Depuis vendredi 10 octobre, la région vit au rythme des protestations sociales contre ce que le président de la République, Kaïs Saïed, avait qualifié en 2022 de « crime environnemental ». Une affirmation restée sans suite concrète, selon les habitants qui continuent de subir les rejets toxiques du complexe industriel.
« Le peuple veut le démantèlement des unités polluantes » Dans une ambiance à la fois grave et déterminée, la foule a défilé pacifiquement dans les rues de Gabès. Les manifestants scandaient des slogans appelant au respect du droit à la santé et à un environnement sain : « Gabès veut respirer ! », « Le peuple veut le démantèlement des unités polluantes ! », « Nous avons le droit de vivre dans une ville propre ! ». Les chants et slogans résonnaient au milieu des pancartes où l'on pouvait lire : « Nos enfants suffoquent » ou encore « Assez de promesses, place à l'action ».
Plusieurs associations et collectifs environnementaux avaient multiplié les appels à la mobilisation. Des militants de la société civile, des jeunes, des familles entières et même des groupes ultras locaux se sont joints à la marche, dans un élan de solidarité inédit. Les participants réclament la fin immédiate des activités polluantes du GCT et l'application intégrale de l'accord du 29 juin 2017, resté lettre morte jusqu'ici.

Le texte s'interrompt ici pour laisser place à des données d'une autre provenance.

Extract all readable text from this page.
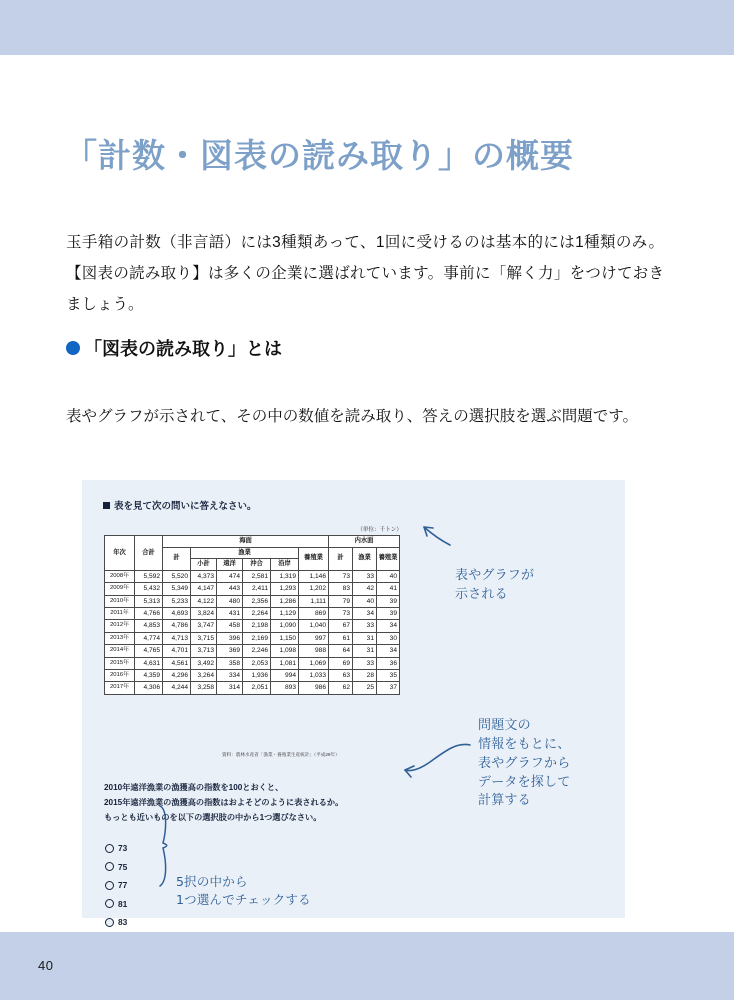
40
「計数・図表の読み取り」の概要

玉手箱の計数（非言語）には3種類あって、1回に受けるのは基本的には1種類のみ。【図表の読み取り】は多くの企業に選ばれています。事前に「解く力」をつけておきましょう。

「図表の読み取り」とは

表やグラフが示されて、その中の数値を読み取り、答えの選択肢を選ぶ問題です。

表を見て次の問いに答えなさい。
（単位：千トン）
年次	合計	海面						内水面		
		計	漁業				養殖業	計	漁業	養殖業
			小計	遠洋	沖合	沿岸				
2008年	5,592	5,520	4,373	474	2,581	1,319	1,146	73	33	40
2009年	5,432	5,349	4,147	443	2,411	1,293	1,202	83	42	41
2010年	5,313	5,233	4,122	480	2,356	1,286	1,111	79	40	39
2011年	4,766	4,693	3,824	431	2,264	1,129	869	73	34	39
2012年	4,853	4,786	3,747	458	2,198	1,090	1,040	67	33	34
2013年	4,774	4,713	3,715	396	2,169	1,150	997	61	31	30
2014年	4,765	4,701	3,713	369	2,246	1,098	988	64	31	34
2015年	4,631	4,561	3,492	358	2,053	1,081	1,069	69	33	36
2016年	4,359	4,296	3,264	334	1,936	994	1,033	63	28	35
2017年	4,306	4,244	3,258	314	2,051	893	986	62	25	37
資料：農林水産省「漁業・養殖業生産統計」（平成29年）
2010年遠洋漁業の漁獲高の指数を100とおくと、
2015年遠洋漁業の漁獲高の指数はおよそどのように表されるか。
もっとも近いものを以下の選択肢の中から1つ選びなさい。
73
75
77
81
83
表やグラフが
示される
問題文の
情報をもとに、
表やグラフから
データを探して
計算する
5択の中から
1つ選んでチェックする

Une réponse sécuritaire contestée La mobilisation, pacifique dans son essence, a toutefois été dispersée par les forces de l'ordre au moyen de gaz lacrymogène. Les forces sécuritaires ont tenté d'éloigner les manifestants des locaux du GCT. Plusieurs vidéos montrent des manifestants suffoquant, les yeux rougis. Ce recours à la force a suscité une vague d'indignation. De nombreux observateurs et militants ont dénoncé une réponse « disproportionnée » à un mouvement citoyen pacifique. « Au lieu d'écouter la voix des habitants, les autorités ont préféré le silence et la répression », a commenté l'un des participants.
Silence gouvernemental et colère grandissante Jusqu'à présent, le gouvernement et les ministères de l'Environnement et de l'Industrie n'ont émis aucun communiqué en réaction à ces événements. Ce mutisme alimente davantage la frustration d'une population qui se sent ignorée, alors que les habitants de Gabès dénoncent depuis des années la dégradation de leur cadre de vie, entre mer asphyxiée, nappes polluées et air saturé de substances chimiques. Pour les citoyens de Gabès, la manifestation du 15 octobre n'était pas seulement un cri d'alerte environnemental, mais un acte de résistance face à des décennies d'indifférence. Un message clair adressé à Tunis : celui d'une ville qui refuse de suffoquer en silence.